肥厚型心肌病中心肌肌钙蛋白T和α-原肌球蛋白基因的突变。

Mutations in the genes for cardiac troponin T and alpha-tropomyosin in hypertrophic cardiomyopathy.

作者信息

Watkins H, McKenna W J, Thierfelder L, Suk H J, Anan R, O'Donoghue A, Spirito P, Matsumori A, Moravec C S, Seidman J G

机构信息

Howard Hughes Medical Institute, Boston, MA.

出版信息

N Engl J Med. 1995 Apr 20;332(16):1058-64. doi: 10.1056/NEJM199504203321603.

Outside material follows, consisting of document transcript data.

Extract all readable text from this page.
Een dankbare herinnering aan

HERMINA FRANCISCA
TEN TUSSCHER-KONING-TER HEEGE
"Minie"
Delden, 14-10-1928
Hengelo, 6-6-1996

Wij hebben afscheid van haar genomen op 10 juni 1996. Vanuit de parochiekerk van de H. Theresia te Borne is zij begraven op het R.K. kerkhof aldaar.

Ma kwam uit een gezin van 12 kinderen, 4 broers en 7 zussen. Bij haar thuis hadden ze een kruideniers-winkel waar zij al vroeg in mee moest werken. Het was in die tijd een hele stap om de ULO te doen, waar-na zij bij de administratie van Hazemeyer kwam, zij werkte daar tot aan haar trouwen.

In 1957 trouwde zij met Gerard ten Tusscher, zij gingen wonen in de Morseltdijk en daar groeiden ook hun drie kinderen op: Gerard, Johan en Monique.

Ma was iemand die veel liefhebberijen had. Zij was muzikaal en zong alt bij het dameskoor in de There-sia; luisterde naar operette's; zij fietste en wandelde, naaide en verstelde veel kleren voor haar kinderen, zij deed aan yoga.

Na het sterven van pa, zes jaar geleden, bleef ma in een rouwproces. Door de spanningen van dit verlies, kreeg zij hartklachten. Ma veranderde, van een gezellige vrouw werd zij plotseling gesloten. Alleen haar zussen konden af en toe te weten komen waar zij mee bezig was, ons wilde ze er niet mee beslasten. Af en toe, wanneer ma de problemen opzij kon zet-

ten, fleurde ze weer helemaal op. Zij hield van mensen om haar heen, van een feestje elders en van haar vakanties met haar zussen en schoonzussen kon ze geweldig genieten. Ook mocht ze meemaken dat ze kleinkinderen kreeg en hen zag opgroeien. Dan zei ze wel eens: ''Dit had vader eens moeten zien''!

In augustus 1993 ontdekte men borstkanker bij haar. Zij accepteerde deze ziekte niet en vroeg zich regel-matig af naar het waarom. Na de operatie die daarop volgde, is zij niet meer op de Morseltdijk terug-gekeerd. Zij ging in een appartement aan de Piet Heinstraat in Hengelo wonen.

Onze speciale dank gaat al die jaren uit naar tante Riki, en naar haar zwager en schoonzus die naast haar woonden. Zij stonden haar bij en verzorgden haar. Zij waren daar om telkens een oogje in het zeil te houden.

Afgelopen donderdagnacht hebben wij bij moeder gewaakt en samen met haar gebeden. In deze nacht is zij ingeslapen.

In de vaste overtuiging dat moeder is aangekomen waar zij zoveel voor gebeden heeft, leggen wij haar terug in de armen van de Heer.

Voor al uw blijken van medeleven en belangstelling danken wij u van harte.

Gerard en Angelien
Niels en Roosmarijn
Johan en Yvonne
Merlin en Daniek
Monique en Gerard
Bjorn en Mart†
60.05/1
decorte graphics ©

DOI:10.1056/NEJM199504203321603

PMID:7898523

Abstract

BACKGROUND

Familial hypertrophic cardiomyopathy can be caused by mutations in the genes for beta cardiac myosin heavy chain, alpha-tropomyosin, or cardiac troponin T. It is not known how often the disease is caused by mutations in the tropomyosin and troponin genes, and the associated clinical phenotypes have not been carefully studied.

METHODS

Linkage between polymorphisms of the alpha-tropomyosin gene or the cardiac troponin T gene and hypertrophic cardiomyopathy was assessed in 27 families. In addition, 100 probands were screened for mutations in the alpha-tropomyosin gene, and 26 were screened for mutations in the cardiac troponin T gene. Life expectancy, the incidence of sudden death, and the extent of left ventricular hypertrophy were compared in patients with different mutations.

RESULTS

Genetic analyses identified only one alpha-tropomyosin mutation, identical to one previously described. Five novel mutations in cardiac troponin were identified, as well as a further example of a previously described mutation. The clinical phenotype of four troponin T mutations in seven unrelated families was similar and was characterized by a poor prognosis (life expectancy, approximately 35 years) and a high incidence of sudden death. The mean (+/- SD) maximal thickness of the left ventricular wall in subjects with cardiac troponin T mutations (16.7 +/- 5.5 mm) was significantly less than that in subjects with beta cardiac myosin heavy-chain mutations (23.7 +/- 7.7 mm, P < 0.001).

CONCLUSIONS

Mutations in alpha-tropomyosin are a rare cause of familial hypertrophic cardiomyopathy, accounting for approximately 3 percent of cases. Mutations in cardiac troponin T account for approximately 15 percent of cases of familial hypertrophic cardiomyopathy in this referral-center population. These mutations are characterized by relatively mild and sometimes subclinical hypertrophy but a high incidence of sudden death. Genetic testing may therefore be especially important in this group.

摘要

背景

家族性肥厚型心肌病可由β-心肌肌球蛋白重链、α-原肌球蛋白或心肌肌钙蛋白T基因的突变引起。目前尚不清楚该疾病由原肌球蛋白和肌钙蛋白基因突变引起的频率，且相关的临床表型尚未得到仔细研究。

方法

对27个家族评估α-原肌球蛋白基因或心肌肌钙蛋白T基因的多态性与肥厚型心肌病之间的连锁关系。此外，对100名先证者筛查α-原肌球蛋白基因的突变，对26名先证者筛查心肌肌钙蛋白T基因的突变。比较不同突变患者的预期寿命、猝死发生率和左心室肥厚程度。

结果

基因分析仅鉴定出1个α-原肌球蛋白突变，与先前描述的一个相同。鉴定出5个心肌肌钙蛋白的新突变，以及1个先前描述突变的另一例。7个不相关家族中4个肌钙蛋白T突变的临床表型相似，其特征为预后不良（预期寿命约35岁）和猝死发生率高。心肌肌钙蛋白T突变患者左心室壁的平均（±标准差）最大厚度（16.7±5.5mm）显著小于β-心肌肌球蛋白重链突变患者（23.7±7.7mm，P<0.001）。